Prior to the expiration of Sun Capital's tender offer on February 12, 2008, Kellwood intends to rescind its debt tender offer, give the requisite approvals under Delaware law and its charter, and take action under its Shareholder Rights Plan, so that Sun Capital's $21.00 per share cash tender offer can be consummated on February 12, 2008 if a majority of the shares are tendered.
Kellwood's Board of Directors is not taking any position on whether or not stockholders should tender their shares into the offer. Stockholders may now make their own decision on whether to tender their shares. If a majority of shares, including Sun Capital's existing holdings, are tendered on February 12, 2008, Kellwood believes that all conditions to the tender offer will have been satisfied, and Sun Capital will be obligated to close the tender.
Kellwood's Board of Directors also stated that its financial advisors, Banc of America Securities LLC and Morgan Stanley & Co. Incorporated, will approach third parties who have previously contacted the company, and other third parties, including Sun Capital, to seek an alternative transaction with a value above $21.00 per share.

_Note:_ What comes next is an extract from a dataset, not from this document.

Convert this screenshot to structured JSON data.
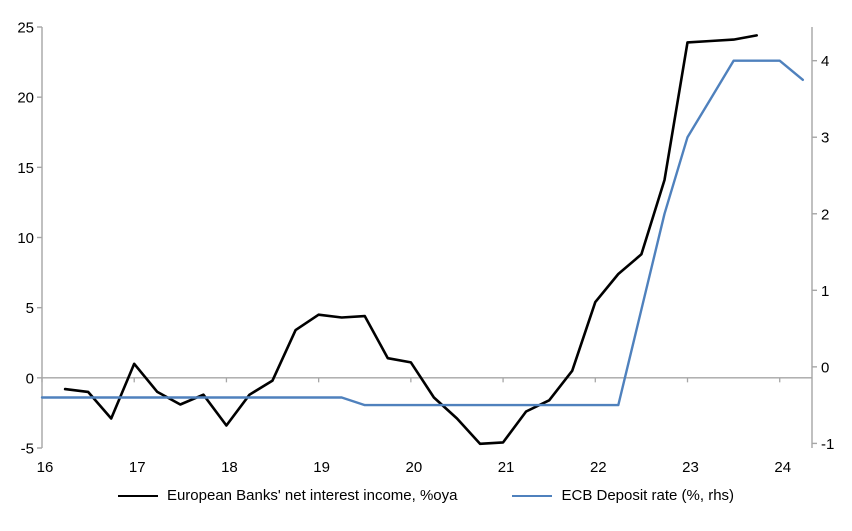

The company does not intend to disclose developments with respect to this process. If the company makes a determination that a transaction with such third party has a reasonable likelihood of delivering value above $21.00 per share, Kellwood reserves the right to not remove the impediments to Sun Capital's tender offer.
Robert C. Skinner, Jr., chairman, president and chief executive officer, said, “While it is our strong preference to continue as an independent company, we believe that stockholders should be able to make their own decisions on a $21.00 per share cash offer that is not subject to due diligence or financing.”
The company has deferred the Distribution Date under its Rights Agreement so that the preferred stock purchase rights are not exercisable or transferable apart from the common stock at this time.
Banc of America Securities LLC and Morgan Stanley & Co. Incorporated are acting as financial advisors, and McDermott Will & Emery LLP and Sonnenschein Nath & Rosenthal LLP are serving as legal counsel, to Kellwood.